41During the period from inception through December 30, 2009, for Davis International Fund and December 29, 2006 for Davis Global Fund only the directors, officers and employees of the Funds or their investment advisers and sub-advisers (and the investment adviser itself and affiliated companies) were eligible to purchase Fund shares. During this time period, the Funds’ investment strategies and operations were substantially the same as they are expected to be in the future.
The Davis Global Fund and Davis International Fund are subject to a 2% short-term redemption fee for shares held for fewer than 30 days.
Broker-dealers and other financial intermediaries may charge Davis Advisors substantial fees for selling its products and providing continuing support to clients and shareholders.
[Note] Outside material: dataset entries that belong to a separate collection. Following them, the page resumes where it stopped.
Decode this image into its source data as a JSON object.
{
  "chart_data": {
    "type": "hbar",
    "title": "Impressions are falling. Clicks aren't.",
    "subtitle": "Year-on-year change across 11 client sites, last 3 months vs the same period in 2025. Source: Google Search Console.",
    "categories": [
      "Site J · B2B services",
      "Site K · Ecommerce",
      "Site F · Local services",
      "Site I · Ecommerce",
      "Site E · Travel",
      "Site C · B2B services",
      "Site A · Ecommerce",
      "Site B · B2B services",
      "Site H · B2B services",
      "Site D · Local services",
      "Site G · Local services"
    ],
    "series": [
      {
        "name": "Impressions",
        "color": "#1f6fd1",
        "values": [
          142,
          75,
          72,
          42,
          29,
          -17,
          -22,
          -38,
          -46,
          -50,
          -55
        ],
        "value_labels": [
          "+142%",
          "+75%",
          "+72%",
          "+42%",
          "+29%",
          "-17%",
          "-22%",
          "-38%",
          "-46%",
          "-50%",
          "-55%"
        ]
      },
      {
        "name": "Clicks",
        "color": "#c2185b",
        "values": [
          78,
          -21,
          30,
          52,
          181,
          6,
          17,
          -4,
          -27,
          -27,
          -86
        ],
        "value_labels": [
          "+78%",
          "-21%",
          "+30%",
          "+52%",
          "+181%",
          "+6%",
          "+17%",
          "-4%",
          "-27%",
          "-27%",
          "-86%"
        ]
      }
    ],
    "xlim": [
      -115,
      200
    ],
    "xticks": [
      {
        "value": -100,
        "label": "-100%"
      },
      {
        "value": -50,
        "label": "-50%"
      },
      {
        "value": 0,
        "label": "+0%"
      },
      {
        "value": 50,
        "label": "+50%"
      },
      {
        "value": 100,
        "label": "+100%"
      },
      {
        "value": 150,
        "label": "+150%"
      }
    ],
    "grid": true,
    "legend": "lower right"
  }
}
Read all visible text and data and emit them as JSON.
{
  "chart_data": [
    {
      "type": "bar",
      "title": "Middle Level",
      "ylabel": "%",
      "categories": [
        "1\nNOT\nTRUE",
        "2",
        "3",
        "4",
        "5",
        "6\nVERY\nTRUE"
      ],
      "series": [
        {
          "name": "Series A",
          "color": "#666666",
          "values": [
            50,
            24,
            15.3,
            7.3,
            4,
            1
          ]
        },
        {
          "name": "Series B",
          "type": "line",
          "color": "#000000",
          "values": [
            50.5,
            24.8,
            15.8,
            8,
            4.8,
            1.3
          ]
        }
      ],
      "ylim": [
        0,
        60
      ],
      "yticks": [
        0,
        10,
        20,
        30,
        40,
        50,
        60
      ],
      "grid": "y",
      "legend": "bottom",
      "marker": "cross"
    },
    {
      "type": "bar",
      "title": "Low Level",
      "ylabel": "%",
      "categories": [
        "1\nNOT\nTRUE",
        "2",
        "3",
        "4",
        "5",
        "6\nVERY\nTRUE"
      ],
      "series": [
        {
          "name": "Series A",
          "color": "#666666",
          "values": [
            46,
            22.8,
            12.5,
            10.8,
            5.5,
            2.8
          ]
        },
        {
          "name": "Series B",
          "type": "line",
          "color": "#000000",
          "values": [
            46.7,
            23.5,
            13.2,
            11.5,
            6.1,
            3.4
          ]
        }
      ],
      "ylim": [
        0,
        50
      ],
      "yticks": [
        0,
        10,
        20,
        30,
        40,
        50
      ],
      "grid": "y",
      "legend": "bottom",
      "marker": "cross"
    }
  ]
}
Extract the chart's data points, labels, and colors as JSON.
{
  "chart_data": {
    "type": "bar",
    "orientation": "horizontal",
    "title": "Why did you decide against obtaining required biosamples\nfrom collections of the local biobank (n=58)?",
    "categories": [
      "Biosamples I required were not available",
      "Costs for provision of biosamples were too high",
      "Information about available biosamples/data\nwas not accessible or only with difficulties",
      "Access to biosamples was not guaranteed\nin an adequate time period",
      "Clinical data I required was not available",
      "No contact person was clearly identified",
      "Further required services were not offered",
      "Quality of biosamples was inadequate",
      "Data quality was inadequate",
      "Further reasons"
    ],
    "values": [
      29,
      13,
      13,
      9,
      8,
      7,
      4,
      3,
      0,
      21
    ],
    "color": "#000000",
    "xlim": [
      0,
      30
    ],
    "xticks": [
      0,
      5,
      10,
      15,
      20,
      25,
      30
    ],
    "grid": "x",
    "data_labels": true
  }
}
For example, broker-dealers and other financial intermediaries may charge: sales commissions; distribution and service fees; and record-keeping fees. In addition, payments or reimbursements may be requested for: marketing support concerning Davis Advisors’ products; placement on a list of offered products; access to sales meetings, sales representatives and management representatives; and participation in conferences or seminars, sales or training programs for invited registered representatives and other employees, client and investor events, and other dealer-sponsored events. Financial advisors should not consider Davis Advisors’ payment(s) to a financial intermediary as a basis for recommending Davis Advisors.
Davis Advisors, the Davis family and Foundation, our
employees, and Fund directors have more than $2 billion invested in similarly managed accounts and strategies as of December 31, 2022.
Shares of the Davis Funds are not deposits or obligations of any bank, are not guaranteed by any bank, are not insured by the FDIC or any other agency, and involve investment risks, including possible loss of the principal amount invested.